The floods in Punjab damaged large swaths of farmland and hurt crop output. Economists note that the disaster killed more than 1,000 people and displaced about 2.5 million people, further reducing the local food supply. At the same time, border crossings at Torkham and Spin Boldak have been shut, cutting off imports of rice, wheat, and other staples from Afghanistan. These supply shocks spiked prices for consumers.
Data from the Pakistan Bureau of Statistics shows food prices rose by 1.8 % from September. The Afghan‑based Khaama Press News Agency cites officials who say inflation fell below 6 % by mid‑2025 after hitting nearly 30 % last year, but the latest cycle was driven by “temporary supply shocks and base effects.”
The government originally projected October inflation to stay between 5 and 6 %. But officials later admitted that the flood damage and closed border routes had pushed up costs for essential goods across the country.
Beyond climate‑related shocks, a group of economists argue that Pakistan’s inflationary pressures also stem from long‑standing governance weaknesses and heavy external dependency. Those same experts point to the country’s rising public debt as another strain on its economy.

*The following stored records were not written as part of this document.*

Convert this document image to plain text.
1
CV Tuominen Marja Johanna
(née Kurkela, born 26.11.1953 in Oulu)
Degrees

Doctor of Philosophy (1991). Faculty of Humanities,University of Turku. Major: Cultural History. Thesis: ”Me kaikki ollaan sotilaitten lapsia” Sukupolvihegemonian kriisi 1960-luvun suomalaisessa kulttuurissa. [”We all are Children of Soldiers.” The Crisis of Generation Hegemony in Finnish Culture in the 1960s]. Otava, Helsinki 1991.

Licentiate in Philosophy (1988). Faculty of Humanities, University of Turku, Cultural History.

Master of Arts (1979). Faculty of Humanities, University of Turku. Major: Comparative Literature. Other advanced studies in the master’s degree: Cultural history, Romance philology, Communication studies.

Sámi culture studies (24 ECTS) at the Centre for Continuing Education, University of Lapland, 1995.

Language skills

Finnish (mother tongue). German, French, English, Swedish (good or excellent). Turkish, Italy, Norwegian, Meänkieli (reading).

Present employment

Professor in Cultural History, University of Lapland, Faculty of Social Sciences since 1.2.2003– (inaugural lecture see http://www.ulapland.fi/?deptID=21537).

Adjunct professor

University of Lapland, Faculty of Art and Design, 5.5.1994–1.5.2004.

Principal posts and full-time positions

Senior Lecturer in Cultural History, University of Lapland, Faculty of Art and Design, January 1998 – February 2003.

In the 2024‑25 fiscal year, Pakistan’s total public debt climbed to $286 billion, up 13 % year‑on‑year, according to an October report. The Ministry of Finance’s Annual Debt Review 2025 confirms the debt‑to‑GDP ratio has risen to 70 %, a drop from 68 % the year before. Analysts warn that debt servicing now consumes a larger portion of public resources than investment in growth.
These factors—flood damage, border closures, and a swelling debt load—are crowding the budget and tightening living standards for ordinary Pakistanis. Policymakers say urgent reforms are needed, or else inflation will keep climbing, boosting the price of everyday goods and eroding real wages across the country.